Ellen Gravallese, MD, rheumatology division chief and professor of medicine and cell biology at the University of Massachusetts, received a two-year disease-targeted research grant from the ACR Research and Education Foundation in 2008 to study how osteoclasts and osteoblasts affect bone erosion and healing in RA.
Her lab had previously published studies identifying osteoclasts as cell types involved in bone erosion in patients with RA. In addition, her team had identified receptor activator of NF-κB ligand in synovial tissue as an important factor driving osteoclast differentiation in arthritis. With the clinical use of disease-modifying and biologic agents, rheumatologists observed that the osteoclast-mediated erosive process could be retarded or even arrested. However, there was little evidence of new bone formation. “There was no further erosion, but it’s rare to see bone repair,” says Dr. Gravallese. “In normal bone remodeling, osteoblasts would fill in bone that had been lost or removed.”

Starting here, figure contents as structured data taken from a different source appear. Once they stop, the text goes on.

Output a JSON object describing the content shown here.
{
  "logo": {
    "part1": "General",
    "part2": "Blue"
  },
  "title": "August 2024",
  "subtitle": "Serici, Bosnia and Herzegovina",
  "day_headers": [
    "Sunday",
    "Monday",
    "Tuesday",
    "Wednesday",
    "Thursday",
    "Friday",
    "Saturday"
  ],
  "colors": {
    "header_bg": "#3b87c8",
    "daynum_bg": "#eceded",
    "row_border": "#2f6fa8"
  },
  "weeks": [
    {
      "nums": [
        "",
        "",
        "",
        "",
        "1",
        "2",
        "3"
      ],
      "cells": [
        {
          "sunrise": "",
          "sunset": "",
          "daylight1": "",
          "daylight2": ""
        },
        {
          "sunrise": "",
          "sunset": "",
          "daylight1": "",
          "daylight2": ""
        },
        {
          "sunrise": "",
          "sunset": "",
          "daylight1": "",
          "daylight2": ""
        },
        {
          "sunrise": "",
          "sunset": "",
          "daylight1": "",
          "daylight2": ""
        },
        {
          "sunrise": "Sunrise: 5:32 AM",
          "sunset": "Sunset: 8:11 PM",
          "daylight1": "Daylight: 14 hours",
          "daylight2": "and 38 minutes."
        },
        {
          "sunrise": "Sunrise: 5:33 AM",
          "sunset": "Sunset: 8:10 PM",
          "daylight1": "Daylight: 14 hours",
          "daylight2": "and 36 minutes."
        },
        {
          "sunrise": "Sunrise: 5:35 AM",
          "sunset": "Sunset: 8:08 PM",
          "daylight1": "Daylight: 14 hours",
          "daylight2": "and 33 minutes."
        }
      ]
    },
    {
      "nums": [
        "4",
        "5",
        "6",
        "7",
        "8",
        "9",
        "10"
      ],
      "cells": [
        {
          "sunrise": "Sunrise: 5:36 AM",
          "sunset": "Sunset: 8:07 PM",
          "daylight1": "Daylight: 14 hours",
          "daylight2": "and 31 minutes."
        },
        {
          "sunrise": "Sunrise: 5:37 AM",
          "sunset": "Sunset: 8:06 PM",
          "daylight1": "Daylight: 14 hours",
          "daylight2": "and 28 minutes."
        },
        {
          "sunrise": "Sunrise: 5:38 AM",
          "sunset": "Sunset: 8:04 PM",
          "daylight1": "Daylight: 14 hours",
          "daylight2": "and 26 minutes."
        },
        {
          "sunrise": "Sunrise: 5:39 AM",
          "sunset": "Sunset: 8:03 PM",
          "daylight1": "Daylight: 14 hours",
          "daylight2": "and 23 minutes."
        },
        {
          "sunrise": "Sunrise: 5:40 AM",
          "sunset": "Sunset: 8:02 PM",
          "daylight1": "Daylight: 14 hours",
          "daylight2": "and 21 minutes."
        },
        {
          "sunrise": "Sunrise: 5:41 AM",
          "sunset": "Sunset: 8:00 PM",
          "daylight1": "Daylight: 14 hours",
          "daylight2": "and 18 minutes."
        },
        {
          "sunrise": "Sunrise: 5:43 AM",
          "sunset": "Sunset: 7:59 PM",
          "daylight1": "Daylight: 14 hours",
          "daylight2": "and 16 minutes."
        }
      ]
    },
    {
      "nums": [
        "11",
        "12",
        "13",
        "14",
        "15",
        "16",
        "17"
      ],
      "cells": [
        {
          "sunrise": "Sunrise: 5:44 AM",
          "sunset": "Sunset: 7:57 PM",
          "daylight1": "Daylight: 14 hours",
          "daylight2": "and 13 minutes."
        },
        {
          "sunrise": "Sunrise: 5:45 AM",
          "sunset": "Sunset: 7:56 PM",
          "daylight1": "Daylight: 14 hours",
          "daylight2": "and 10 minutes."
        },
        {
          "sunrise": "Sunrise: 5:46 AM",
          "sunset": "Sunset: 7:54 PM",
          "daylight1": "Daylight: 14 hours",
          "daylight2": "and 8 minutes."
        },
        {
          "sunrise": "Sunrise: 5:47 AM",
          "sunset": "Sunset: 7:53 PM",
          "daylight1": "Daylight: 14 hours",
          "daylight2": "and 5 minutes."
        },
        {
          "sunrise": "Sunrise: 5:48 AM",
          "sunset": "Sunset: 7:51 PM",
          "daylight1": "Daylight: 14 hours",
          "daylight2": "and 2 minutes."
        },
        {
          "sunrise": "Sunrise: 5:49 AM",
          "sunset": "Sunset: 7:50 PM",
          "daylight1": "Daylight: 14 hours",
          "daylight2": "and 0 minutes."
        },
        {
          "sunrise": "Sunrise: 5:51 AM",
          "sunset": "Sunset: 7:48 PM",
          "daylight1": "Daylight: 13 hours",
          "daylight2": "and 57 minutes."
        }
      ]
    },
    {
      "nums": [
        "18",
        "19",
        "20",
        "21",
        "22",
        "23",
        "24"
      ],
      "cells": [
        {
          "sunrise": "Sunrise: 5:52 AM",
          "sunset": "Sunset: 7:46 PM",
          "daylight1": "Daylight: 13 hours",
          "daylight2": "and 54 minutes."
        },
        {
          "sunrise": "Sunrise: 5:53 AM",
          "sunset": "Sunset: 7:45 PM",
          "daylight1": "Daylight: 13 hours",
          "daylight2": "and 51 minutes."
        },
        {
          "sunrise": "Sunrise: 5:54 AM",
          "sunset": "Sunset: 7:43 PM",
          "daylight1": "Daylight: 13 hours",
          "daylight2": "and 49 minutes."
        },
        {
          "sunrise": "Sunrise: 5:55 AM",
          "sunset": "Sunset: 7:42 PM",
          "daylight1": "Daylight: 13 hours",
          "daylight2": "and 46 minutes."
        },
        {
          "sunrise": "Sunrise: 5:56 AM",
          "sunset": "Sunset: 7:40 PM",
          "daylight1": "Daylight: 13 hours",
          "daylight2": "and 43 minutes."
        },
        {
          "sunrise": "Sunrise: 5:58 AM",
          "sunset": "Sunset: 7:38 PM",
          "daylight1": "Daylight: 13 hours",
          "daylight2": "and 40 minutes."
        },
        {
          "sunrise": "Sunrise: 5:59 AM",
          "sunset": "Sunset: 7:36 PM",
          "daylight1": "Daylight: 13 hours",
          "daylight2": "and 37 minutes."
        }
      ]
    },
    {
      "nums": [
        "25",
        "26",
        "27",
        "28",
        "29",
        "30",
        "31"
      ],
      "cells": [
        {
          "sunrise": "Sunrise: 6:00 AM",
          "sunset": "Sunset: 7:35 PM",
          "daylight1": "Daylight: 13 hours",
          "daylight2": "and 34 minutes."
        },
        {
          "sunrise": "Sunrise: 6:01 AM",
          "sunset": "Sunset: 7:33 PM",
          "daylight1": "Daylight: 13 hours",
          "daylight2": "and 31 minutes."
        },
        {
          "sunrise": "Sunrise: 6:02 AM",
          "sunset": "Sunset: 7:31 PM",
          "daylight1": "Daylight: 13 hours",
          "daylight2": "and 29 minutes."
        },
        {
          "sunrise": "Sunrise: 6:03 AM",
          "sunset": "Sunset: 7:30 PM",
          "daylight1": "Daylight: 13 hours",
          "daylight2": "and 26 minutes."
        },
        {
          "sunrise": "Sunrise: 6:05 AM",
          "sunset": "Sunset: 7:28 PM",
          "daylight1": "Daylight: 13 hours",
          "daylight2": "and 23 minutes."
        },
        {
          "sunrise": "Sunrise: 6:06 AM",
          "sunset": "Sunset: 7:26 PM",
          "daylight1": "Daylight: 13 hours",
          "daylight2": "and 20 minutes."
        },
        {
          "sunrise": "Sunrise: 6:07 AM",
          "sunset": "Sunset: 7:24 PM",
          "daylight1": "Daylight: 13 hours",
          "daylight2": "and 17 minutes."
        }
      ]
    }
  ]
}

With the assistance of the REF grant, Dr. Gravallese’s team decided to focus more closely on osteoblasts. Dr. Gravallese poses the research as a simple question: Once there has been erosion introduced by RA, is it possible to heal the bone?
“What this work suggests is that when we don’t see bone healing in RA, there may still be inflammation present, even though we don’t recognize it clinically.”
—Ellen Gravallese, MD
Her team tested this question by using the serum transfer arthritis model. Mice were injected with arthritogenic serum, leading to inflammation and bone erosion. After the injections were stopped, the inflammation would begin to disappear. But would the bones heal?
“When inflammation was at its peak, very little bone was being laid down,” says Dr. Gravallese. “But as the inflammation resolved, we began to see bone formation at prior inflammation–bone interfaces.”
Peak inflammation occurred around Day 10 after the initial serum transfer. By Day 21, mature osteoblasts began to enter the site of erosion. By Day 28, bone formation was observed, and the bone continued to repair over the next several weeks. “What we found,” says Dr. Gravallese, “is that as inflammation resolves, you see that bone can be formed at that site. What this work suggests is that when we don’t see bone healing in RA, there may still be inflammation present, even though we don’t recognize it clinically.”